İnsanlık tarihinin belki de en önemli olayıdır "hükmetme çabası". Binlerce yıldır doğa ile iç içe, ona harmanlanmış şekilde yaşayan diğer canlıların aksine insan hep doğayı kendi istekleri doğrultusunda değiştirmeye çalışmıştır (İnsan-merkezcilik). Bitki ve hayvanlara hükmetme isteği sonucunda "evcilleştirme" keşfedilmiş; tarımın yanı sıra, hayvan türlerini evcilleştirme ve yönetme becerisi insanların beslenme alışkanlıklarını değiştirmiş ve yerleşik hayata geçmelerini sağlamıştır. İlk köyler, ilk kentler ve toplum da bu süreç sonucunda oluşmuştur.

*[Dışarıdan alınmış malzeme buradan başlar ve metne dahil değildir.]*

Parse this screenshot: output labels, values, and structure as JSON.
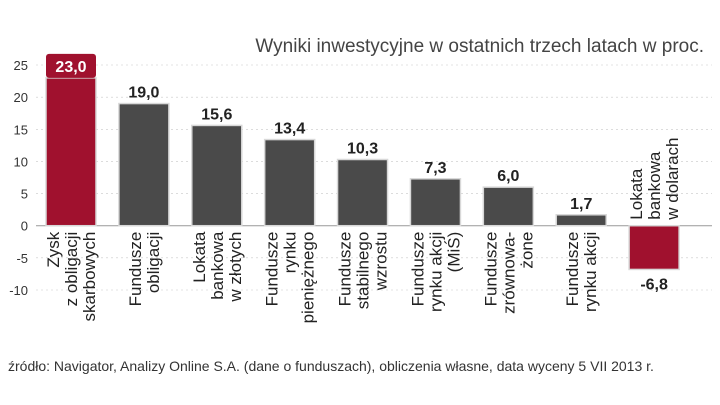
{
  "chart_data": {
    "type": "bar",
    "title": "Wyniki inwestycyjne w ostatnich  trzech latach w proc.",
    "xlabel": "",
    "ylabel": "",
    "ylim": [
      -10,
      25
    ],
    "yticks": [
      "25",
      "20",
      "15",
      "10",
      "5",
      "0",
      "-5",
      "-10"
    ],
    "categories": [
      [
        "Zysk",
        "z obligacji",
        "skarbowych"
      ],
      [
        "Fundusze",
        "obligacji"
      ],
      [
        "Lokata",
        "bankowa",
        "w złotych"
      ],
      [
        "Fundusze",
        "rynku",
        "pieniężnego"
      ],
      [
        "Fundusze",
        "stabilnego",
        "wzrostu"
      ],
      [
        "Fundusze",
        "rynku akcji",
        "(MiŚ)"
      ],
      [
        "Fundusze",
        "zrównowa-",
        "żone"
      ],
      [
        "Fundusze",
        "rynku akcji"
      ],
      [
        "Lokata",
        "bankowa",
        "w dolarach"
      ]
    ],
    "values": [
      23.0,
      19.0,
      15.6,
      13.4,
      10.3,
      7.3,
      6.0,
      1.7,
      -6.8
    ],
    "value_labels": [
      "23,0",
      "19,0",
      "15,6",
      "13,4",
      "10,3",
      "7,3",
      "6,0",
      "1,7",
      "-6,8"
    ],
    "highlighted": [
      0,
      8
    ],
    "source": "źródło: Navigator, Analizy Online S.A. (dane o funduszach), obliczenia własne, data wyceny 5 VII 2013 r."
  },
  "colors": {
    "bar": "#4a4a4a",
    "highlight": "#a0112e",
    "baseline": "#999999",
    "grid": "#c8c8c8"
  }
}
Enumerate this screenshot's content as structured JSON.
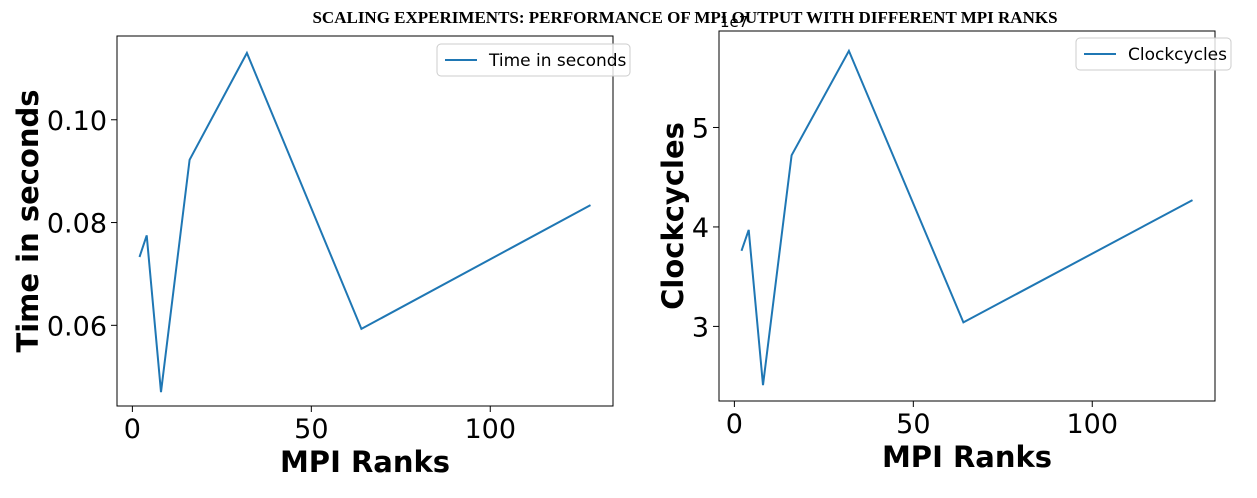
{
  "suptitle": "SCALING EXPERIMENTS: PERFORMANCE OF MPI OUTPUT WITH DIFFERENT MPI RANKS",
  "chart_data": [
    {
      "type": "line",
      "title": "",
      "xlabel": "MPI Ranks",
      "ylabel": "Time in seconds",
      "xlim": [
        -4.3,
        134.3
      ],
      "ylim": [
        0.0443,
        0.1163
      ],
      "x_ticks": [
        0,
        50,
        100
      ],
      "y_ticks": [
        0.06,
        0.08,
        0.1
      ],
      "y_tick_labels": [
        "0.06",
        "0.08",
        "0.10"
      ],
      "offset_label": "",
      "legend_position": "upper right",
      "series": [
        {
          "name": "Time in seconds",
          "color": "#1f77b4",
          "x": [
            2,
            4,
            8,
            16,
            32,
            64,
            128
          ],
          "y": [
            0.0733,
            0.0775,
            0.047,
            0.0922,
            0.113,
            0.0593,
            0.0834
          ]
        }
      ]
    },
    {
      "type": "line",
      "title": "",
      "xlabel": "MPI Ranks",
      "ylabel": "Clockcycles",
      "xlim": [
        -4.3,
        134.3
      ],
      "ylim": [
        2.25,
        5.97
      ],
      "x_ticks": [
        0,
        50,
        100
      ],
      "y_ticks": [
        3,
        4,
        5
      ],
      "y_tick_labels": [
        "3",
        "4",
        "5"
      ],
      "offset_label": "1e7",
      "legend_position": "upper right",
      "series": [
        {
          "name": "Clockcycles",
          "color": "#1f77b4",
          "x": [
            2,
            4,
            8,
            16,
            32,
            64,
            128
          ],
          "y": [
            3.76,
            3.97,
            2.41,
            4.72,
            5.77,
            3.04,
            4.27
          ]
        }
      ]
    }
  ]
}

Darwin'in "Evcilleştirilmiş Hayvan ve Bitkilerdeki Çeşitlilik" kitabında, evcilleştirilmiş hayvanlarda bazı ortak nitelikler olduğundan bahsedilir. Genellikle yabani atalarına göre daha düşük kulaklı, daha kıvrık kuyruklu ve alaca renklere sahip olurlar. Bu nitelikleri hayvanların insanlara sevimli ve çocuksu görünmesini sağlar. Bu değişim sürecinin ilk olarak ne zaman ve nasıl başladığı bilinmiyor. Neden bugüne kadar dünyadaki 158 büyük memeli türünün sadece 15'inin evcilleştirilebildiği; örneğin atlar binlerce yıldır yetiştirilebilirken, yakın akrabası olan zebralarda neden başarısız olunduğu da bilinmiyor. Bu konuda daha çok bilgiye ulaşabileceğiniz Yabanı Evcilleştirmek* isimli makalede, evcilleşmenin sebebinin büyük oranda "gen"lerde saklı olduğuna değiniliyor. Yürütülen deneyler sadece hayvanları nasıl evcilleştirdiğimizi değil; kendi içimizdeki vahşiliği nasıl ehlileştirdiğimizi anlamak açısından da aydınlatıcı.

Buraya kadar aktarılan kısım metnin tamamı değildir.